Nos últimos anos, muito tem se discutido sobre a necessidade de um novo marco regulatório das telecomunicações. A atenção que o tema tem recebido nos remete a uma dúvida básica: o que significa um marco regulatório? De acordo com a doutrina majoritária, marco regulatório é um conjunto de normas, leis e diretrizes que regulam o funcionamento dos setores nos quais agentes privados prestam serviços públicos. Além de estabelecer regras e indicadores de qualidade para o funcionamento de um setor, o marco traz um conjunto de instrumentos para garantir a execução de normas (auditorias e procedimentos de fiscalização).

No caso das telecomunicações, o marco regulatório atual é a Lei 9.472/97, também conhecida como a Lei Geral das Telecomunicações (LGT). Esta lei definiu em linhas gerais o novo modelo institucional das telecomunicações no Brasil após as privatizações do setor, sendo também responsável pela criação da Agência Nacional de Telecomunicações – ANATEL, órgão regulatório e fiscalizador das telecomunicações no Brasil.

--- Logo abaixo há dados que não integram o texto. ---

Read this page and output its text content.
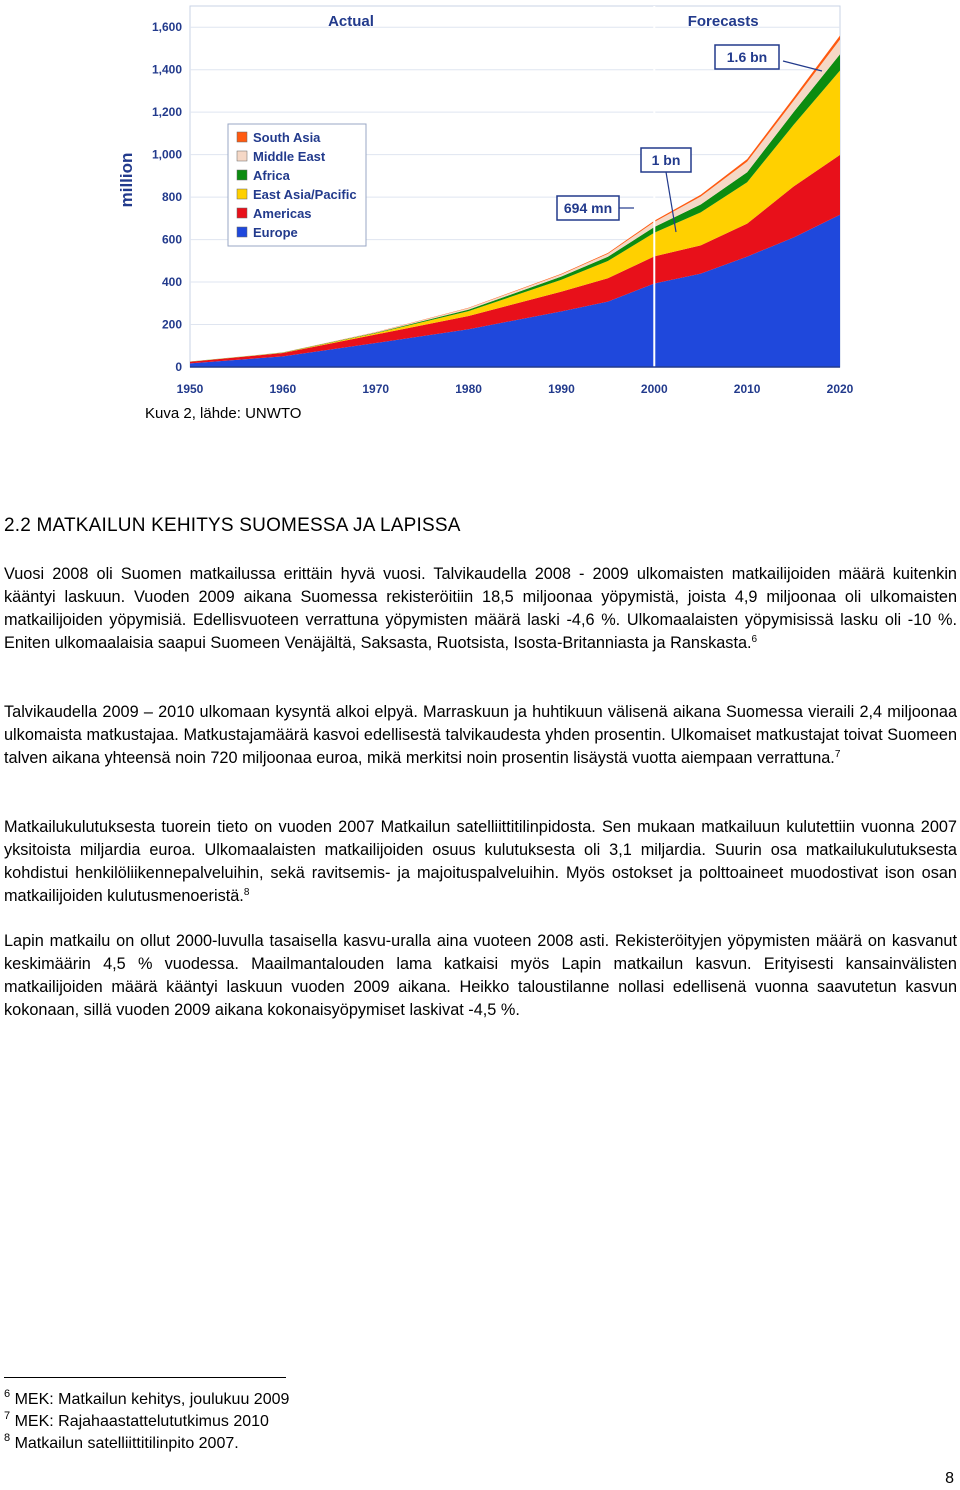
0
200
400
600
800
1,000
1,200
1,400
1,600
1950	1960	1970	1980	1990	2000	2010	2020
million
Actual	Forecasts
1.6 bn
1 bn
694 mn
South Asia
Middle East
Africa
East Asia/Pacific
Americas
Europe
Kuva 2, lähde: UNWTO
2.2 MATKAILUN KEHITYS SUOMESSA JA LAPISSA

Vuosi 2008 oli Suomen matkailussa erittäin hyvä vuosi. Talvikaudella 2008 - 2009 ulkomaisten matkailijoiden määrä kuitenkin kääntyi laskuun. Vuoden 2009 aikana Suomessa rekisteröitiin 18,5 miljoonaa yöpymistä, joista 4,9 miljoonaa oli ulkomaisten matkailijoiden yöpymisiä. Edellisvuoteen verrattuna yöpymisten määrä laski -4,6 %. Ulkomaalaisten yöpymisissä lasku oli -10 %. Eniten ulkomaalaisia saapui Suomeen Venäjältä, Saksasta, Ruotsista, Isosta-Britanniasta ja Ranskasta.$^6$

Talvikaudella 2009 – 2010 ulkomaan kysyntä alkoi elpyä. Marraskuun ja huhtikuun välisenä aikana Suomessa vieraili 2,4 miljoonaa ulkomaista matkustajaa. Matkustajamäärä kasvoi edellisestä talvikaudesta yhden prosentin. Ulkomaiset matkustajat toivat Suomeen talven aikana yhteensä noin 720 miljoonaa euroa, mikä merkitsi noin prosentin lisäystä vuotta aiempaan verrattuna.$^7$

Matkailukulutuksesta tuorein tieto on vuoden 2007 Matkailun satelliittitilinpidosta. Sen mukaan matkailuun kulutettiin vuonna 2007 yksitoista miljardia euroa. Ulkomaalaisten matkailijoiden osuus kulutuksesta oli 3,1 miljardia. Suurin osa matkailukulutuksesta kohdistui henkilöliikennepalveluihin, sekä ravitsemis- ja majoituspalveluihin. Myös ostokset ja polttoaineet muodostivat ison osan matkailijoiden kulutusmenoeristä.$^8$

Lapin matkailu on ollut 2000-luvulla tasaisella kasvu-uralla aina vuoteen 2008 asti. Rekisteröityjen yöpymisten määrä on kasvanut keskimäärin 4,5 % vuodessa. Maailmantalouden lama katkaisi myös Lapin matkailun kasvun. Erityisesti kansainvälisten matkailijoiden määrä kääntyi laskuun vuoden 2009 aikana. Heikko taloustilanne nollasi edellisenä vuonna saavutetun kasvun kokonaan, sillä vuoden 2009 aikana kokonaisyöpymiset laskivat -4,5 %.

$^6$ MEK: Matkailun kehitys, joulukuu 2009
$^7$ MEK: Rajahaastattelututkimus 2010
$^8$ Matkailun satelliittitilinpito 2007.
8
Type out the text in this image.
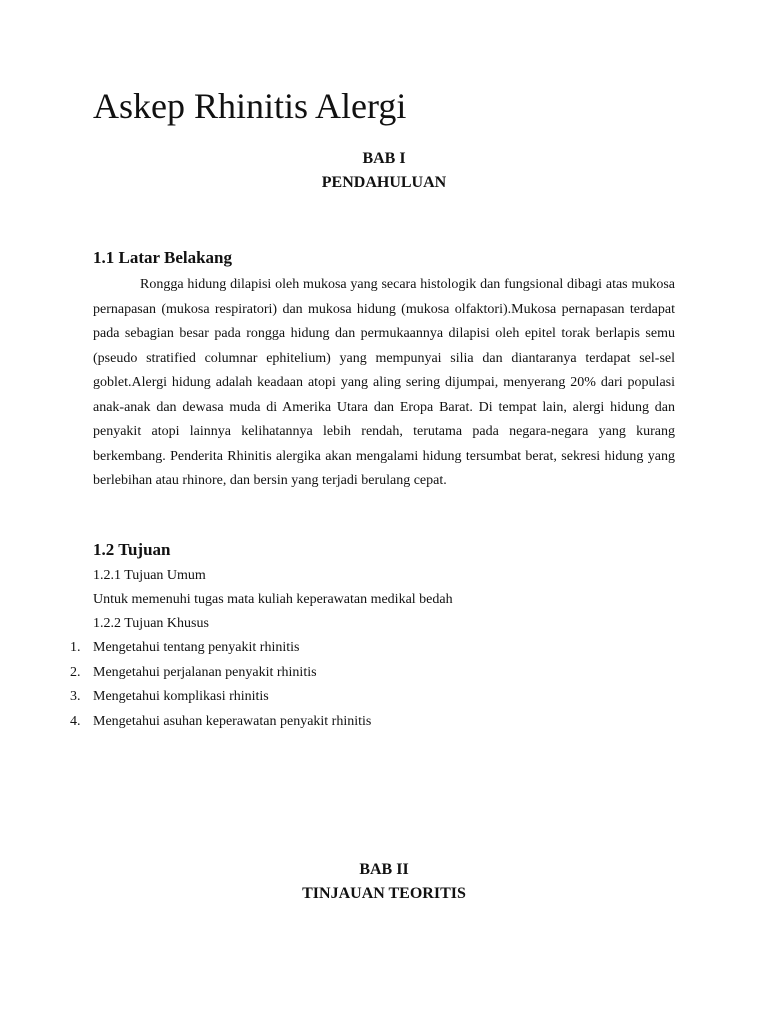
Askep Rhinitis Alergi
BAB I
PENDAHULUAN
1.1 Latar Belakang

Rongga hidung dilapisi oleh mukosa yang secara histologik dan fungsional dibagi atas mukosa pernapasan (mukosa respiratori) dan mukosa hidung (mukosa olfaktori).Mukosa pernapasan terdapat pada sebagian besar pada rongga hidung dan permukaannya dilapisi oleh epitel torak berlapis semu (pseudo stratified columnar ephitelium) yang mempunyai silia dan diantaranya terdapat sel-sel goblet.Alergi hidung adalah keadaan atopi yang aling sering dijumpai, menyerang 20% dari populasi anak-anak dan dewasa muda di Amerika Utara dan Eropa Barat. Di tempat lain, alergi hidung dan penyakit atopi lainnya kelihatannya lebih rendah, terutama pada negara-negara yang kurang berkembang. Penderita Rhinitis alergika akan mengalami hidung tersumbat berat, sekresi hidung yang berlebihan atau rhinore, dan bersin yang terjadi berulang cepat.

1.2 Tujuan
1.2.1 Tujuan Umum
Untuk memenuhi tugas mata kuliah keperawatan medikal bedah
1.2.2 Tujuan Khusus
1. Mengetahui tentang penyakit rhinitis
2. Mengetahui perjalanan penyakit rhinitis
3. Mengetahui komplikasi rhinitis
4. Mengetahui asuhan keperawatan penyakit rhinitis
BAB II
TINJAUAN TEORITIS
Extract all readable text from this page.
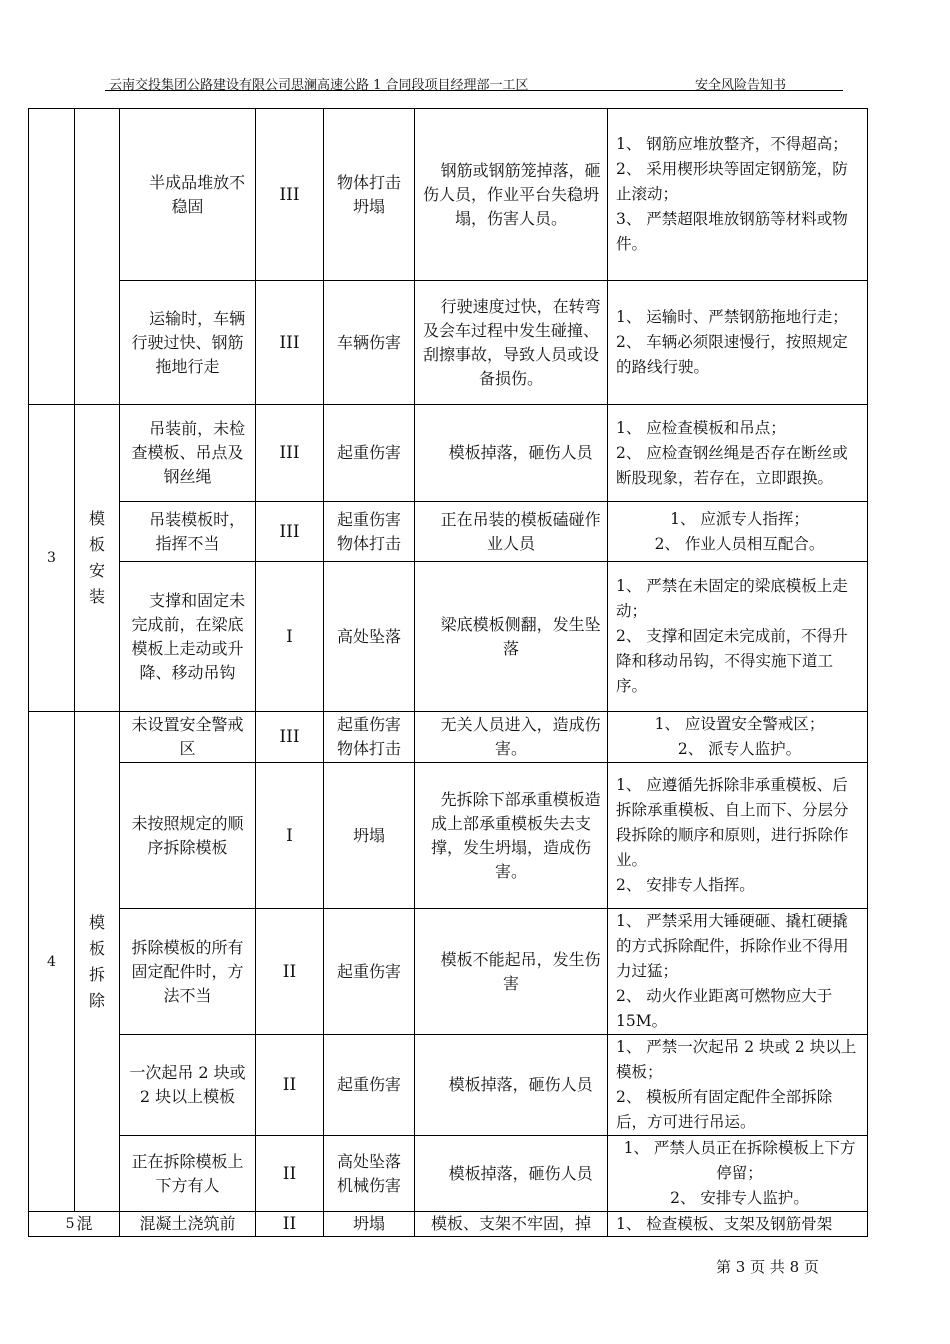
云南交投集团公路建设有限公司思澜高速公路 1 合同段项目经理部一工区	安全风险告知书
		半成品堆放不稳固	III	物体打击坍塌	钢筋或钢筋笼掉落，砸伤人员，作业平台失稳坍塌，伤害人员。	1、 钢筋应堆放整齐，不得超高；
2、 采用楔形块等固定钢筋笼，防止滚动；
3、 严禁超限堆放钢筋等材料或物件。

		运输时，车辆行驶过快、钢筋拖地行走	III	车辆伤害	行驶速度过快，在转弯及会车过程中发生碰撞、刮擦事故，导致人员或设备损伤。	1、 运输时、严禁钢筋拖地行走；
2、 车辆必须限速慢行，按照规定的路线行驶。

3	模板安装	吊装前，未检查模板、吊点及钢丝绳	III	起重伤害	模板掉落，砸伤人员	1、 应检查模板和吊点；
2、 应检查钢丝绳是否存在断丝或断股现象，若存在，立即跟换。

		吊装模板时，指挥不当	III	起重伤害物体打击	正在吊装的模板磕碰作业人员	1、 应派专人指挥；
2、 作业人员相互配合。

		支撑和固定未完成前，在梁底模板上走动或升降、移动吊钩	I	高处坠落	梁底模板侧翻，发生坠落	1、 严禁在未固定的梁底模板上走动；
2、 支撑和固定未完成前，不得升降和移动吊钩，不得实施下道工序。

4	模板拆除	未设置安全警戒区	III	起重伤害物体打击	无关人员进入，造成伤害。	1、 应设置安全警戒区；
2、 派专人监护。

		未按照规定的顺序拆除模板	I	坍塌	先拆除下部承重模板造成上部承重模板失去支撑，发生坍塌，造成伤害。	1、 应遵循先拆除非承重模板、后拆除承重模板、自上而下、分层分段拆除的顺序和原则，进行拆除作业。
2、 安排专人指挥。

		拆除模板的所有固定配件时，方法不当	II	起重伤害	模板不能起吊，发生伤害	1、 严禁采用大锤硬砸、撬杠硬撬的方式拆除配件，拆除作业不得用力过猛；
2、 动火作业距离可燃物应大于 15M。

		一次起吊 2 块或 2 块以上模板	II	起重伤害	模板掉落，砸伤人员	1、 严禁一次起吊 2 块或 2 块以上模板；
2、 模板所有固定配件全部拆除后，方可进行吊运。

		正在拆除模板上下方有人	II	高处坠落机械伤害	模板掉落，砸伤人员	1、 严禁人员正在拆除模板上下方停留；
2、 安排专人监护。

5	混	混凝土浇筑前	II	坍塌	模板、支架不牢固，掉	1、 检查模板、支架及钢筋骨架
第 3 页 共 8 页
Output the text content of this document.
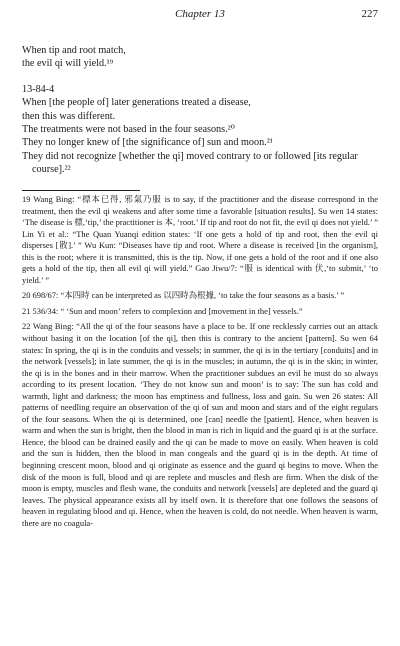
Chapter 13	227
When tip and root match,
the evil qi will yield.¹⁹
13-84-4
When [the people of] later generations treated a disease,
then this was different.
The treatments were not based in the four seasons.²⁰
They no longer knew of [the significance of] sun and moon.²¹
They did not recognize [whether the qi] moved contrary to or followed [its regular course].²²

19 Wang Bing: “標本已得, 邪氣乃服 is to say, if the practitioner and the disease correspond in the treatment, then the evil qi weakens and after some time a favorable [situation results]. Su wen 14 states: ‘The disease is 標,‘tip,’ the practitioner is 本, ‘root.’ If tip and root do not fit, the evil qi does not yield.’ ” Lin Yi et al.: “The Quan Yuanqi edition states: ‘If one gets a hold of tip and root, then the evil qi disperses [散].’ ” Wu Kun: “Diseases have tip and root. Where a disease is received [in the organism], this is the root; where it is transmitted, this is the tip. Now, if one gets a hold of the root and if one also gets a hold of the tip, then all evil qi will yield.” Gao Jiwu/7: “服 is identical with 伏,‘to submit,’ ‘to yield.’ ”

20 698/67: “本四時 can be interpreted as 以四時為根據, ‘to take the four seasons as a basis.’ ”

21 536/34: “ ‘Sun and moon’ refers to complexion and [movement in the] vessels.”

22 Wang Bing: “All the qi of the four seasons have a place to be. If one recklessly carries out an attack without basing it on the location [of the qi], then this is contrary to the ancient [pattern]. Su wen 64 states: In spring, the qi is in the conduits and vessels; in summer, the qi is in the tertiary [conduits] and in the network [vessels]; in late summer, the qi is in the muscles; in autumn, the qi is in the skin; in winter, the qi is in the bones and in their marrow. When the practitioner subdues an evil he must do so always according to its present location. ‘They do not know sun and moon’ is to say: The sun has cold and warmth, light and darkness; the moon has emptiness and fullness, loss and gain. Su wen 26 states: All patterns of needling require an observation of the qi of sun and moon and stars and of the eight regulars of the four seasons. When the qi is determined, one [can] needle the [patient]. Hence, when heaven is warm and when the sun is bright, then the blood in man is rich in liquid and the guard qi is at the surface. Hence, the blood can be drained easily and the qi can be made to move on easily. When heaven is cold and the sun is hidden, then the blood in man congeals and the guard qi is in the depth. At time of beginning crescent moon, blood and qi originate as essence and the guard qi begins to move. When the disk of the moon is full, blood and qi are replete and muscles and flesh are firm. When the disk of the moon is empty, muscles and flesh wane, the conduits and network [vessels] are depleted and the guard qi leaves. The physical appearance exists all by itself own. It is therefore that one follows the seasons of heaven in regulating blood and qi. Hence, when the heaven is cold, do not needle. When heaven is warm, there are no coagula-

Com as privatizações das telecomunicações, o Brasil passou à iniciativa privada o protagonismo para o desenvolvimento do setor no país, por meio de concessões. Considerando que o principal serviço de telecomunicações à época era o de telefonia fixa (STFC), fazia-se necessária a criação de um marco regulatório que trouxesse mecanismos para assegurar a universalização e a continuidade do serviço STFC pelas empresas privadas. Neste sentido, o marco regulatório foi eficiente porque, por um lado, possibilitava ao poder público o exercício do controle das tarifas e, por outro, dava segurança às empresas de que os objetivos de modicidade tarifária e de universalização seriam buscados, respeitando o equilíbrio econômico-financeiro da concessão.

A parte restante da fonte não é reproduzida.